Tasty, but REALLY expensive clam chowder

Troubled trips and plain old poor handicapping were the downfall for yours truly in Saturday's NHC Tour super qualifier contest at Monmouth Park, where 286 contestants competed for the $13,750 top cash prize and, most significantly, one of 10 seats to the year-end championship in Las Vegas.

Cheaper to drive to Boston or Manhattan for soup...
The afternoon started decently, with a very conservative "move the chains" $5 place-$10 show wager on 8-to-1 Wee Freudian (finished second) increasing my opening $150 bankroll to $172, but the rest of the afternoon was on 0-for-11 travesty replete with horses that stumbled, tripped out of the gate, were incapable of changing leads or simply did not want to compete.

Normally I try to take something positive away from my contest play, but today's effort (along with an 0-for-4 in today's Public Handicapper plays) was one that I'd like to forget about quickly.
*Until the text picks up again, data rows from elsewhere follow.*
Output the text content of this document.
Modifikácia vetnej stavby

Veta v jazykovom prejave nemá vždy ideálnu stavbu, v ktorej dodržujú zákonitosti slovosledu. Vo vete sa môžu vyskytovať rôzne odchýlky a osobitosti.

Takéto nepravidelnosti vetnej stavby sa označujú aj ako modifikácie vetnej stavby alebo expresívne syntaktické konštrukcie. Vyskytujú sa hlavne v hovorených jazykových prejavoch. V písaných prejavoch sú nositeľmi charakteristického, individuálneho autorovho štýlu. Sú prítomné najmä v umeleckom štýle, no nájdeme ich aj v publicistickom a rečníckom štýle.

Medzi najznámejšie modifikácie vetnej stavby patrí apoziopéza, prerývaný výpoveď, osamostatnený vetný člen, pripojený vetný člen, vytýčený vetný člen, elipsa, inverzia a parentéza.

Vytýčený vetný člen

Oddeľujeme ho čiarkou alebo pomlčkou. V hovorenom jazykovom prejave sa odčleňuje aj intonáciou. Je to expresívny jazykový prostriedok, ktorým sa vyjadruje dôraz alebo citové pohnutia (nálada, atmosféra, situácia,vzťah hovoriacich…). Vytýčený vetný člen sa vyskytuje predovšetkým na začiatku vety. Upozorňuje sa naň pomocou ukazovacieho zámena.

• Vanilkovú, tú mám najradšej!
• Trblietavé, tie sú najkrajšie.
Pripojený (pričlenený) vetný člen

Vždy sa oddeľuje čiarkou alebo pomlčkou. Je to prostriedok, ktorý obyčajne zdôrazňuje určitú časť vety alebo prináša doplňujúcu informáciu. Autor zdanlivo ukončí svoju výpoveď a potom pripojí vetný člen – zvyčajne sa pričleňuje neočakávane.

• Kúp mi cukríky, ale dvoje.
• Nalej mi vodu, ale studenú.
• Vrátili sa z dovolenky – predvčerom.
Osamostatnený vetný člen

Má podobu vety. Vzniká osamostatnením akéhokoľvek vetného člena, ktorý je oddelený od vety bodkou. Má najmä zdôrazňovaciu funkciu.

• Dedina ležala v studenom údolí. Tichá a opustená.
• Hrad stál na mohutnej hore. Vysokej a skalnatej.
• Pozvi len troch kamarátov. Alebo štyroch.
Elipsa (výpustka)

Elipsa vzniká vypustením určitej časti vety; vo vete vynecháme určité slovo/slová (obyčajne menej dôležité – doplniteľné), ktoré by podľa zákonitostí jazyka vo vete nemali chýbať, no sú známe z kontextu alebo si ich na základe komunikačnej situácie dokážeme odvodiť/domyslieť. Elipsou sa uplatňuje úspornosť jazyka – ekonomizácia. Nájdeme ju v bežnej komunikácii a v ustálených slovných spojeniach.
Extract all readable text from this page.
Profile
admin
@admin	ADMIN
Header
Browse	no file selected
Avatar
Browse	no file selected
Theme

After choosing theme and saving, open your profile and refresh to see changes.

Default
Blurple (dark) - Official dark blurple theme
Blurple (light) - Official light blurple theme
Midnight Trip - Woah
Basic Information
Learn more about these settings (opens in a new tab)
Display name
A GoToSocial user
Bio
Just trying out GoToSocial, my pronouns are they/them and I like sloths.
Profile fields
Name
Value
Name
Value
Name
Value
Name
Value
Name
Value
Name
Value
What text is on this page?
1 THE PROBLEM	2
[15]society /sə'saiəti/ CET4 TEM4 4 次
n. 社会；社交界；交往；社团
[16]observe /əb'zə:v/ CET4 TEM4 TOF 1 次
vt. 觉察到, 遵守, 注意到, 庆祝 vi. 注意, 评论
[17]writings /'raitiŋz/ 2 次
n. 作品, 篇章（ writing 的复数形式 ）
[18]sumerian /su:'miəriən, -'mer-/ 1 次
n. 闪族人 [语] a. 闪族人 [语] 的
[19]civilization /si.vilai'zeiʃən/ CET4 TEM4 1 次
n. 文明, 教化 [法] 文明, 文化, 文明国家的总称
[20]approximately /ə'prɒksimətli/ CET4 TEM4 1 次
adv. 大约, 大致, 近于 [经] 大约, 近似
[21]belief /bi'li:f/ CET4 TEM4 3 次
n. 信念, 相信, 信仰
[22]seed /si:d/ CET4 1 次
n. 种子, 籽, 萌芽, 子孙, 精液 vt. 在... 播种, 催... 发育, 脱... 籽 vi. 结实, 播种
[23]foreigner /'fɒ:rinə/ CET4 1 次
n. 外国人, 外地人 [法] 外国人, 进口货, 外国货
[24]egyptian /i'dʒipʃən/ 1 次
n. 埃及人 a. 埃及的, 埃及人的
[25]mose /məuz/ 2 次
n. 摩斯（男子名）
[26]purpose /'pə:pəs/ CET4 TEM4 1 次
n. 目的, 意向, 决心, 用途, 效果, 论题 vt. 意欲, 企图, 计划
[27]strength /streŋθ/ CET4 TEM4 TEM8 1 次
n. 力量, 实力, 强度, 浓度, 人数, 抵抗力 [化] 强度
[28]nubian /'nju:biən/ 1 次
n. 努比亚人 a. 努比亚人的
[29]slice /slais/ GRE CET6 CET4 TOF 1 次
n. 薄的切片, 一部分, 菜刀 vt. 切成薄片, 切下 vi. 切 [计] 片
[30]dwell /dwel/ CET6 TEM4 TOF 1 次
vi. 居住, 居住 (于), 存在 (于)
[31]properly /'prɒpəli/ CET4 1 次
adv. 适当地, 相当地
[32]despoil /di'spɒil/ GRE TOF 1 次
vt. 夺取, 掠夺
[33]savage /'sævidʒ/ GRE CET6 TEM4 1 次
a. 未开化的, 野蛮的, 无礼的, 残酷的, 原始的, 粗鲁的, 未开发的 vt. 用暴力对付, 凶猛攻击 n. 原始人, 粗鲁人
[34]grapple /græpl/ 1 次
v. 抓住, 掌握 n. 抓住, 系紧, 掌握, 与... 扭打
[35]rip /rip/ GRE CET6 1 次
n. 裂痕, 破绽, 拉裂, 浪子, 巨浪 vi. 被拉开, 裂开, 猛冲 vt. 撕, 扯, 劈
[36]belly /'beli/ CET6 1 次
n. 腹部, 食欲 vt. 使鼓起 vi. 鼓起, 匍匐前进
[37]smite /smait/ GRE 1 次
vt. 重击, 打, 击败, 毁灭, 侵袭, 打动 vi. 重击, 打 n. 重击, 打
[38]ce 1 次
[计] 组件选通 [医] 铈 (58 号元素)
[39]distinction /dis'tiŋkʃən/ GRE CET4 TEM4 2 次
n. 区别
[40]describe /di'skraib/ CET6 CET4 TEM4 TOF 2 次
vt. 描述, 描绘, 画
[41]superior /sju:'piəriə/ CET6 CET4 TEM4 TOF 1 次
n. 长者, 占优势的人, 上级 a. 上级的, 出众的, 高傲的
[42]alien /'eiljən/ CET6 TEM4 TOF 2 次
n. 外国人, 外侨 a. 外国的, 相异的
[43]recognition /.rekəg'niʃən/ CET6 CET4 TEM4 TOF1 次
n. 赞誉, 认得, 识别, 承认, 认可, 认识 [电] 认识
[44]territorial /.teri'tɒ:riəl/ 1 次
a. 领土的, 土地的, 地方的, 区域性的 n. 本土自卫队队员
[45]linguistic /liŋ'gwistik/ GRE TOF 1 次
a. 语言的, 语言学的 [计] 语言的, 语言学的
With no live-money contests on my radar until the Monmouth-Woodbine Challenge listed on the NHC Tour schedule for September 19, a hiatus from contest play is probably a good thing, considering my atrocious play in four at Monmouth this season.  Indeed, as I maintain this diary I am learning more than ever that the craft is humbling and difficult, but the NHC Tour Free Online Challenge and well-run Del Mar summer contests will tide me over through July and August and perhaps provide a lottery-like outcome as the NHC Tour qualifying season enters the second half.  Plus, with a plus-$36 in the Public Handicapper standings, I will have a puncher's chance come the end of the long PH season, which concludes with the Breeders Cup weekend in November.

PS. Sophia and the rest of the Monmouth crew did a nice job of organizing and deserve much credit for running Saturday's tournament and reserving the first-level theater for contest players.